Pourquoi l’appelle-t-on « galère portugaise » ?
Elle arbore des couleurs dignes d’un coucher de soleil tropical et dérive avec grâce à la surface des mers. Pourtant, derrière son allure de bijou flottant, la galère portugaise cache l’un des venins les plus redoutables de l’océan. Et si son nom évoque la puissance navale d’un autre âge, sa véritable identité intrigue autant qu’elle effraie.
Pourquoi l’appeler « galère portugaise » ?
Ce nom évocateur, parfois remplacé par « vaisseau de guerre portugais », tient à une ressemblance troublante. Lorsque son pneumatophore, cette poche gazeuse qui lui sert de voile, se gonfle et dépasse de l’eau, l’animal rappelle les caravelles de la marine portugaise en pleine navigation.

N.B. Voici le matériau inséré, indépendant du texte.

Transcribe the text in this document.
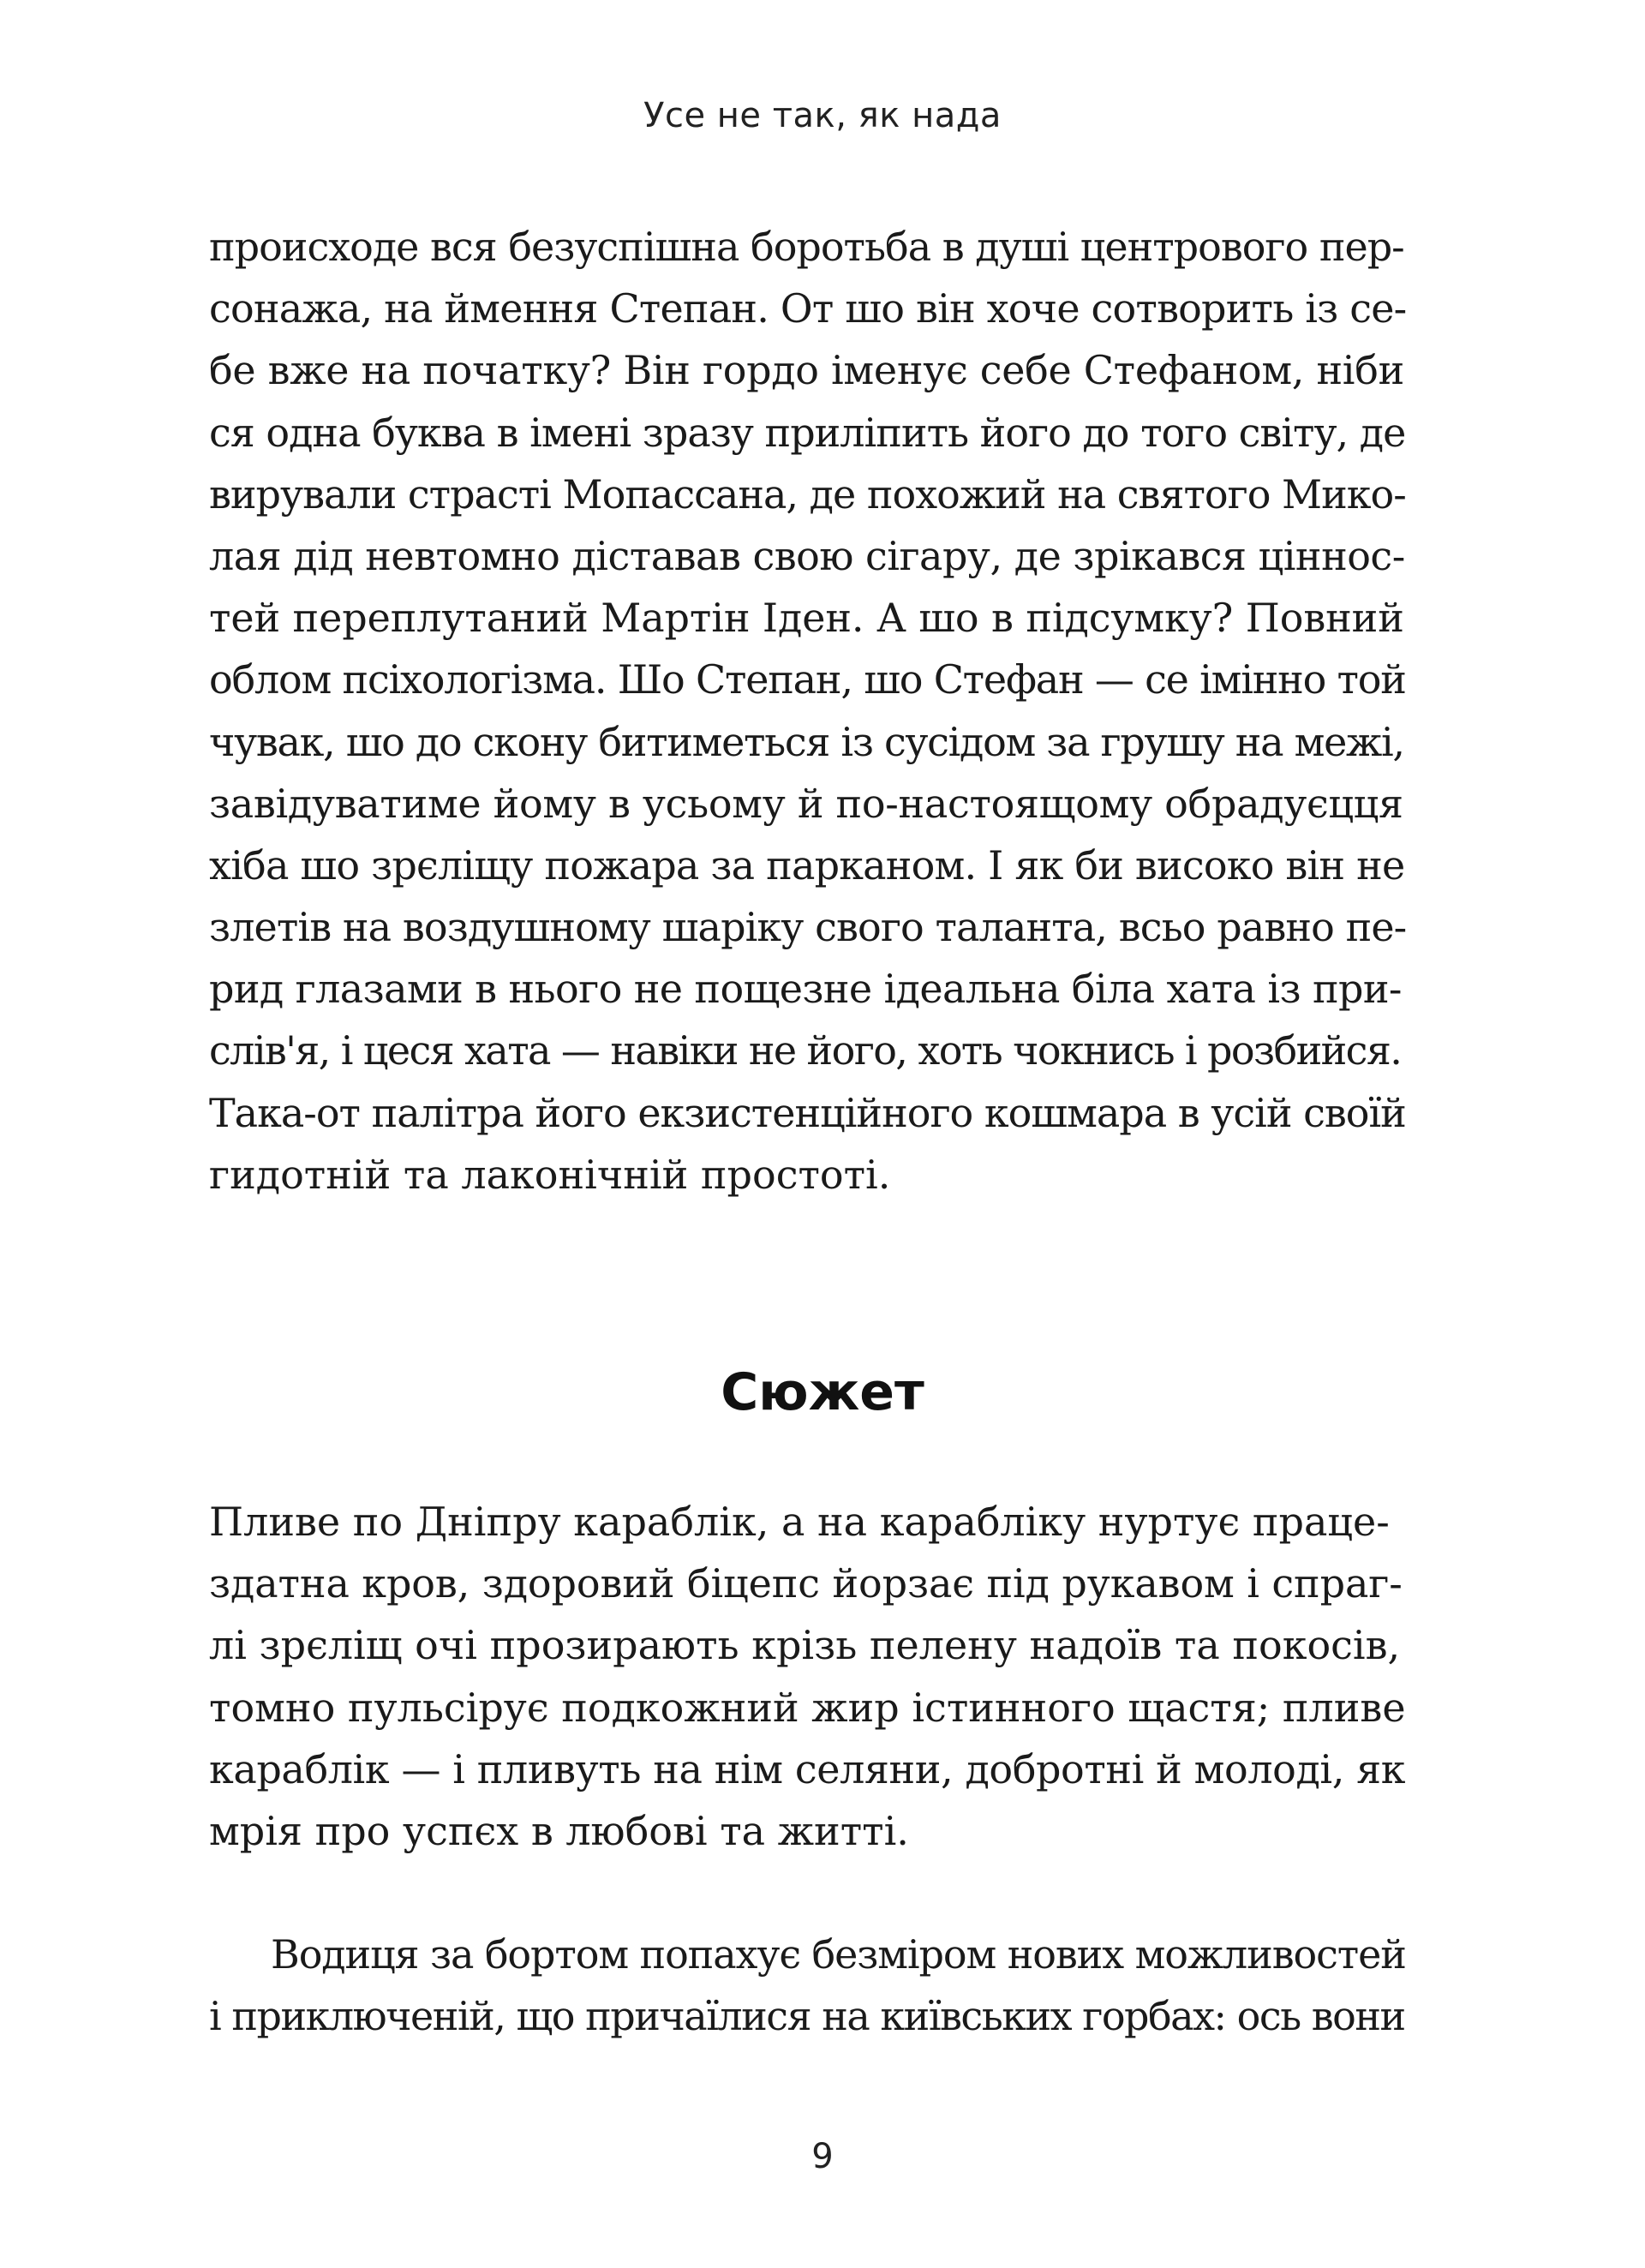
Усе не так, як нада
происходе вся безуспішна боротьба в душі центрового пер-
сонажа, на ймення Степан. От шо він хоче сотворить із се-
бе вже на початку? Він гордо іменує себе Стефаном, ніби
ся одна буква в імені зразу приліпить його до того світу, де
вирували страсті Мопассана, де похожий на святого Мико-
лая дід невтомно діставав свою сігару, де зрікався ціннос-
тей переплутаний Мартін Іден. А шо в підсумку? Повний
облом псіхологізма. Шо Степан, шо Стефан — се імінно той
чувак, шо до скону битиметься із сусідом за грушу на межі,
завідуватиме йому в усьому й по-настоящому обрадуєцця
хіба шо зрєліщу пожара за парканом. І як би високо він не
злетів на воздушному шаріку свого таланта, всьо равно пе-
рид глазами в нього не пощезне ідеальна біла хата із при-
слів'я, і цеся хата — навіки не його, хоть чокнись і розбийся.
Така-от палітра його екзистенційного кошмара в усій своїй
гидотній та лаконічній простоті.
Сюжет
Пливе по Дніпру караблік, а на караблiку нуртує праце-
здатна кров, здоровий біцепс йорзає під рукавом і спраг-
лі зрєліщ очі прозирають крізь пелену надоїв та покосів,
томно пульсірує подкожний жир істинного щастя; пливе
караблік — і пливуть на нім селяни, добротні й молоді, як
мрія про успєх в любові та життi.
Водиця за бортом попахує безміром нових можливостей
і приключеній, що причаїлися на київських горбах: ось вони
9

Une image de conquête et de vent, pour une créature qui ne maîtrise absolument pas sa direction.

Une méduse… mais pas tout à fait
Contrairement à une idée répandue, la Physalia physalis n’est pas une méduse véritable. Elle appartient à l’ordre des siphonophores, un groupe d’organismes coloniaux bien plus complexes. Ce que l’on prend pour un individu unique est en réalité une fédération de plusieurs entités spécialisées, incapables de survivre séparément.
Ce qui la rapproche des méduses, en revanche, c’est sa redoutable capacité à infliger des brûlures fulgurantes. Ses tentacules, qui peuvent s’étendre sur près de 50 mètres de long, agissent comme des fouets sous-marins. Une fois enroulés autour d’une proie, ils paralysent instantanément.
Un nomade des eaux chaudes
La galère portugaise vit en surface, à la merci des courants et des vents. On la rencontre principalement dans les océans ouverts, ainsi que dans les zones tropicales et subtropicales. Elle ne se déplace jamais seule : les groupes peuvent rassembler des centaines d’individus, formant des flottilles silencieuses.
Si les vents se renforcent ou si un danger approche, le pneumatophore se contracte. L’animal s’enfonce alors brièvement sous la surface, avant de remonter dès que les conditions redeviennent clémentes.
Anatomie d’une colonie miniature
La galère portugaise est composée de quatre parties distinctes, chacune ayant un rôle vital.
1. Le pneumatophore (la voile)
De couleur violette, rose ou pourpre, cette vessie mesure entre 9 et 30 centimètres. Elle contient un mélange de gaz atmosphériques, dont 90 % de dioxyde de carbone. En se dilatant, elle fonctionne comme une véritable voile.
2. Les dactylozoïdes (la défense)
Ce sont les longs tentacules urticants, capables d’atteindre 50 mètres. Ils restent sous l’eau et servent à capturer les petits poissons et crustacés.
3. Les gastrozoïdes (la digestion)
Une fois la proie capturée, ces tentacules la tirent vers l’appareil digestif. Des enzymes découpent la nourriture en protéines, glucides et lipides. Les déchets sont rejetés par la bouche.
4. Les gonozoïdes (la reproduction)
Cette zone assure la pérennité de l’espèce. Chaque colonie possède à la fois des organes mâles et femelles : on parle d’hermaphrodisme.
Comment se reproduit cette colonie flottante ?
La galère portugaise alterne entre reproduction sexuée et asexuée. Les gamètes sont produits dans les gonozoïdes, puis libérés. Parfois, c’est l’ensemble du segment reproducteur qui se détache. Après fécondation, un zygote se forme, se transforme rapidement en larve, puis en méduse, avant d’atteindre le stade adulte complet. Ce cycle étonnant permet à l’espèce de coloniser efficacement de vastes étendues océaniques.